Review your cash-flow processes
In the September 2014 MYOB Business Monitor Report, 30 per cent of Australian SMEs cited cash flow as a key pressure. If you have a growing business and are being affected by billing-cycle delays, you might want to consider using an alternative solution such as debtor finance. Other solutions include improving your management of stock, suppliers and debt recovery, and doing regular cash-flow forecasts.
Look beyond sales to relationships
In an environment of budget cuts and uncertainty stemming from international tensions, getting more sales was a stay-awake issue for many SMEs last year. Rather than focusing solely on getting new customers, plan to spend more time listening to the needs and concerns of your existing ones. The general rule is that it costs around five times more, on average, to acquire a new customer than it does to retain one.
Don't disregard social media
Will signing up for a social networking site help your business grow? In the new age of ‘digital disruption’, the way businesses share their marketing messages has changed dramatically. For instance, LinkedIn can help you build brand awareness with a niche audience through the promotion of targeted content. Likewise, its social features can help generate leads and sales.

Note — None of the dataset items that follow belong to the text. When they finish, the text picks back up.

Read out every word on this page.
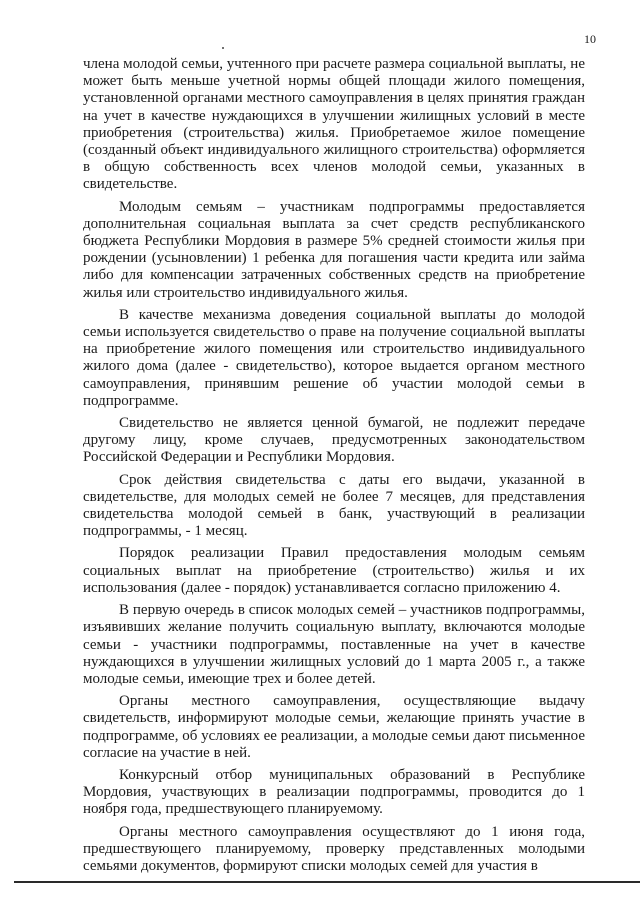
10

члена молодой семьи, учтенного при расчете размера социальной выплаты, не может быть меньше учетной нормы общей площади жилого помещения, установленной органами местного самоуправления в целях принятия граждан на учет в качестве нуждающихся в улучшении жилищных условий в месте приобретения (строительства) жилья. Приобретаемое жилое помещение (созданный объект индивидуального жилищного строительства) оформляется в общую собственность всех членов молодой семьи, указанных в свидетельстве.

Молодым семьям – участникам подпрограммы предоставляется дополнительная социальная выплата за счет средств республиканского бюджета Республики Мордовия в размере 5% средней стоимости жилья при рождении (усыновлении) 1 ребенка для погашения части кредита или займа либо для компенсации затраченных собственных средств на приобретение жилья или строительство индивидуального жилья.

В качестве механизма доведения социальной выплаты до молодой семьи используется свидетельство о праве на получение социальной выплаты на приобретение жилого помещения или строительство индивидуального жилого дома (далее - свидетельство), которое выдается органом местного самоуправления, принявшим решение об участии молодой семьи в подпрограмме.

Свидетельство не является ценной бумагой, не подлежит передаче другому лицу, кроме случаев, предусмотренных законодательством Российской Федерации и Республики Мордовия.

Срок действия свидетельства с даты его выдачи, указанной в свидетельстве, для молодых семей не более 7 месяцев, для представления свидетельства молодой семьей в банк, участвующий в реализации подпрограммы, - 1 месяц.

Порядок реализации Правил предоставления молодым семьям социальных выплат на приобретение (строительство) жилья и их использования (далее - порядок) устанавливается согласно приложению 4.

В первую очередь в список молодых семей – участников подпрограммы, изъявивших желание получить социальную выплату, включаются молодые семьи - участники подпрограммы, поставленные на учет в качестве нуждающихся в улучшении жилищных условий до 1 марта 2005 г., а также молодые семьи, имеющие трех и более детей.

Органы местного самоуправления, осуществляющие выдачу свидетельств, информируют молодые семьи, желающие принять участие в подпрограмме, об условиях ее реализации, а молодые семьи дают письменное согласие на участие в ней.

Конкурсный отбор муниципальных образований в Республике Мордовия, участвующих в реализации подпрограммы, проводится до 1 ноября года, предшествующего планируемому.

Органы местного самоуправления осуществляют до 1 июня года, предшествующего планируемому, проверку представленных молодыми семьями документов, формируют списки молодых семей для участия в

Leverage data for performance benchmarking
There is a growing trend towards data analytics as a way to measure business performance in real time. Which of your customer segments are buying, and which buying channels are they using? Which areas of your business are most profitable, and which are not? What are your competitors doing? Mobile devices and cloud computing are making the viewing and processing of such data much easier.
Is it time to step outside your comfort zone and look for opportunities further afield? Although it isn’t without risks, going international can improve operational efficiency, open up new markets and help create economies of scale. Deloitte’s report, Australian Business Trends 2014, predicts the next wave of growth will come from emerging Asian markets. This is likely to be further bolstered by the free trade deal Australia signed with China late last year.
Take the long view
According to Crowe Horwath’s SME Directions Survey 2014, 69 per cent of SME owners are not planning to leave their business in the near future. If this describes you, make sure you are strategically planning for the long term. Where would you like to be two, five and 10 years from now? Getting your staff involved in creating a long-term vision will help ensure they embrace the changes that result from it.
Plan for innovation
Consumer tastes and demands are always changing. To remain competitive, it’s vital your long-term plans include the research, testing and development of ideas for new products and services. Various programs offer financial assistance in this area, including the government’s Research & Development Tax Incentive, grants and other funding programs.
You can also benefit by applying innovation to your own processes and practices. For instance, Crowe Horwath found that 59 per cent of businesses surveyed had adopted cloud software for services such as data storage, customer relationship management and document filing systems.
The next 12 months look set to bring uncertainties as well as opportunities. Embracing change and maintaining a positive outlook are sure to be winning strategies.